Les essais de la troisième version du prototype du KidsArm, premier bras chirurgical robotique au monde guidé par imagerie et conçu spécialement pour la chirurgie pédiatrique, sont en cours à l'hôpital SickKids, et les chercheurs espèrent que cette technologie pourra bientôt prêter main-forte aux chirurgiens partout au Canada. D'autres essais sont nécessaires, mais le robot est également prometteur pour les chirurgies fœtales, cardiaques, neurologiques et urologiques.

À l'aide d'une paire de contrôleurs manuels et d'une technologie d'imagerie en temps réel de haute précision, le chirurgien peut cibler avec précision la zone à opérer et, par exemple, raccorder plus facilement des vaisseaux sanguins délicats. KidsArm est également pourvu d'outils agiles et miniaturisés capables de pratiquer des incisions, de faire coaguler le sang du patient, d'utiliser un laser ou d'aspirer. Il est capable de pratiquer des opérations complexes dix fois plus vite et avec plus de précision que les mains d'un chirurgien.

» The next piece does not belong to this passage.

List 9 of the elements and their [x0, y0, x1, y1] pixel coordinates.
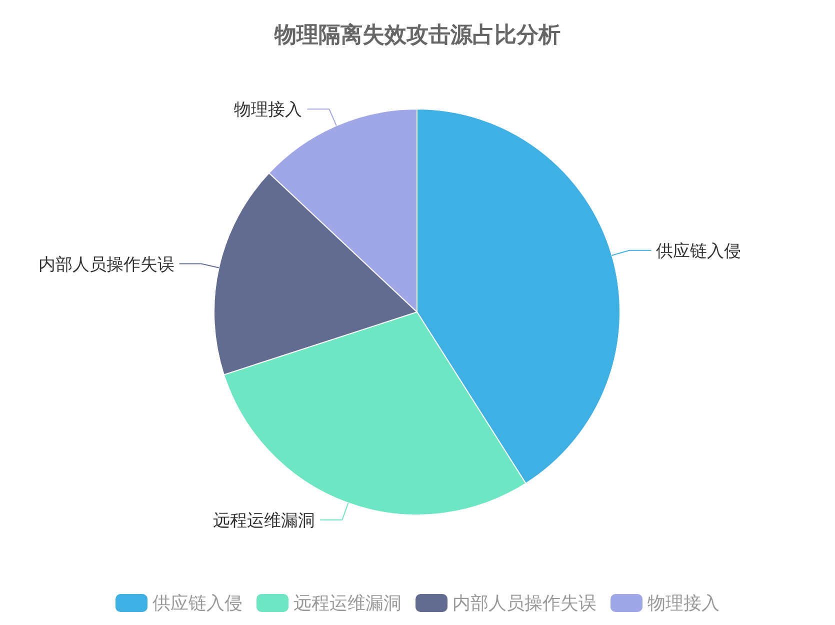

Des technologies perfectionnées, par exemple le suivi des tissus par imagerie et la sélection et le suivi des points de suture assistés par robot, permettent au chirurgien de compenser le déplacement des tissus qui complique parfois les interventions. Une caméra stéréoscopique génère un nuage de points 3D, soit un ensemble de points de données qui oriente l'extrémité de l'outil et lui permet d'effectuer une série de points de suture. Le KidsArm va encore plus loin, car il détermine l'emplacement des points de suture à l'aide de l'imagerie avancée dont il est doté. Ainsi, le chirurgien peut automatiser certaines tâches microchirurgicales, dont la suture des petits vaisseaux sanguins.

Le KidsArm doit être au moins 10 fois plus précis que Dextre. Pour relever ce défi technique, l'équipe de MDA a fait appel au contrôle de décomposition virtuelle (CDV), une méthode mise au point par Wen-Hong Zhu, ingénieur à l'Agence spatiale canadienne (ASC). Grâce à cette technologie, le robot KidsArm arrive à effectuer des opérations complexes, par exemple suturer les vaisseaux sanguins et les tissus dix fois plus vite et avec plus de précision que les mains d'un chirurgien. La technologie canadienne CDV aura une incidence marquante sur la commande de précision des télémanipulateurs médicaux et spatiaux à venir.

En matière de robotique, l'équipe s'est servie d'une combinaison de robots industriels, d'éléments de commande électronique, de caméras et d'éléments haptiques (contrôleurs à retour de force). Le logiciel de commande est un dérivé direct des programmes de Dextre et du Canadarm chez MDA, et le système de vision est tiré des travaux sur la navigation satellitaire effectués par l'ASC.

Un jour, cette technologie pourrait rendre les chirurgies pédiatriques moins invasives et douloureuses, ce qui permettra aux enfants de rentrer à la maison plus tôt... et de retrouver leur vie d'enfant.